При этом неожиданном ответе зрители вновь захихикали, а Додсон и Фогг, раскрасневшись как раки, наклонились к сардженту Базфазу и принялись что-то оживленно шептать ему на ухо.
— Вы правы, — сказал сарджент Базфаз громко, с деланным спокойствием. — Совершенно бесполезно, милорд, пытаться вытянуть что-то вразумительное из этого непроходимого тупицы. Не буду утруждать суд дальнейшими вопросами. Вы свободны, сэр.
— Может быть, какому-нибудь другому джентльмену угодно спросить меня о чем-нибудь? — осведомился Сэм, беря свою шляпу и спокойно озираясь по сторонам.
— Мне все ясно, благодарю вас, мистер Уэллер, — сказал сарджент Снаббин, смеясь.
— Можете идти, сэр! — повторил сарджент Базфаз, нетерпеливо махнув рукой.

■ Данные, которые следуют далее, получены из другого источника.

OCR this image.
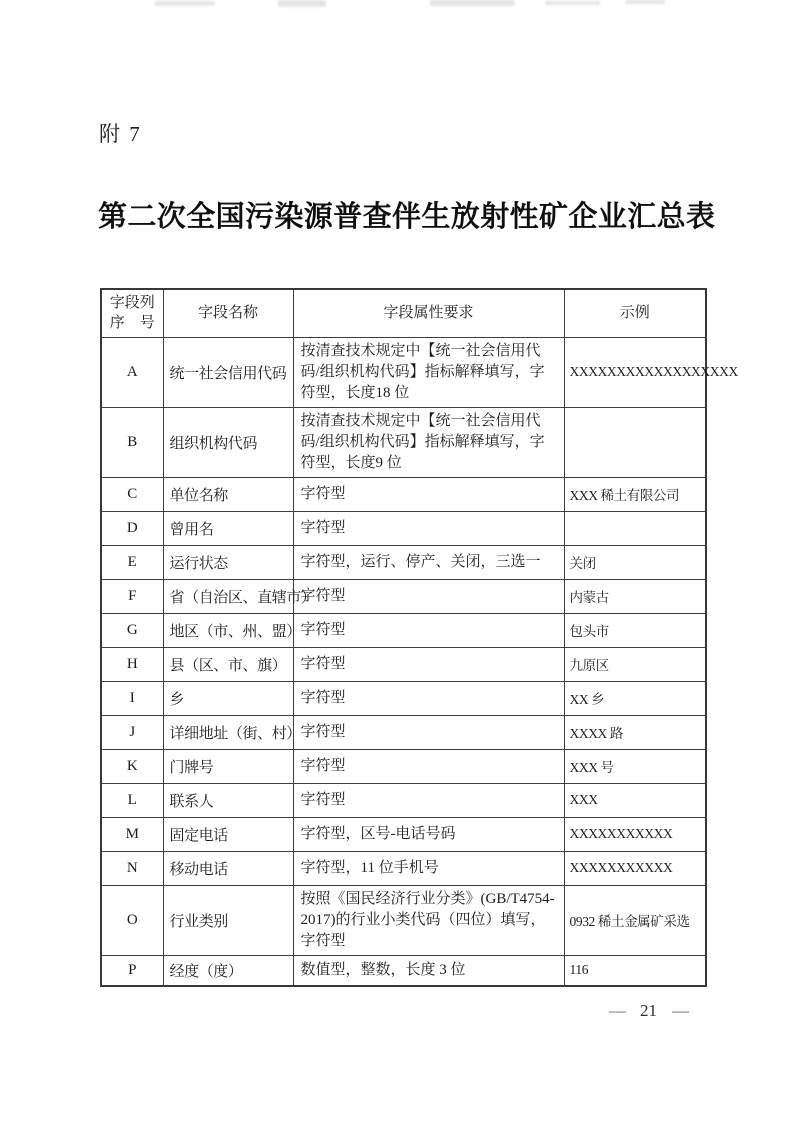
附 7
第二次全国污染源普查伴生放射性矿企业汇总表
字段列
序　号	字段名称	字段属性要求	示例
A	统一社会信用代码	按清查技术规定中【统一社会信用代码/组织机构代码】指标解释填写，字符型，长度18 位	XXXXXXXXXXXXXXXXXX
B	组织机构代码	按清查技术规定中【统一社会信用代码/组织机构代码】指标解释填写，字符型，长度9 位	
C	单位名称	字符型	XXX 稀土有限公司
D	曾用名	字符型	
E	运行状态	字符型，运行、停产、关闭，三选一	关闭
F	省（自治区、直辖市）	字符型	内蒙古
G	地区（市、州、盟）	字符型	包头市
H	县（区、市、旗）	字符型	九原区
I	乡	字符型	XX 乡
J	详细地址（街、村）	字符型	XXXX 路
K	门牌号	字符型	XXX 号
L	联系人	字符型	XXX
M	固定电话	字符型，区号-电话号码	XXXXXXXXXXX
N	移动电话	字符型，11 位手机号	XXXXXXXXXXX
O	行业类别	按照《国民经济行业分类》(GB/T4754-2017)的行业小类代码（四位）填写，字符型	0932 稀土金属矿采选
P	经度（度）	数值型，整数，长度 3 位	116
— 21 —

Затем сарджент Снаббин обратился к присяжным от имени ответчика и произнес очень горячую речь, в которой он воздавал наивысшие хвалы поведению и характеру мистера Пиквика; но так как наши читатели могут гораздо правильнее оценить заслуги и достоинства этого джентльмена, чем сарджент Снаббин, мы считаем излишним распространяться здесь о наблюдениях высокоученого джентльмена. Он пытался доказать, что предъявленные суду письма относились к обеду мистера Пиквика или приготовлениям к его возвращению из какой-нибудь поездки.
В общем, он сделал для мистера Пиквика все, что было в его силах, а сделать больше, чем было в его силах, он, понятно, не мог.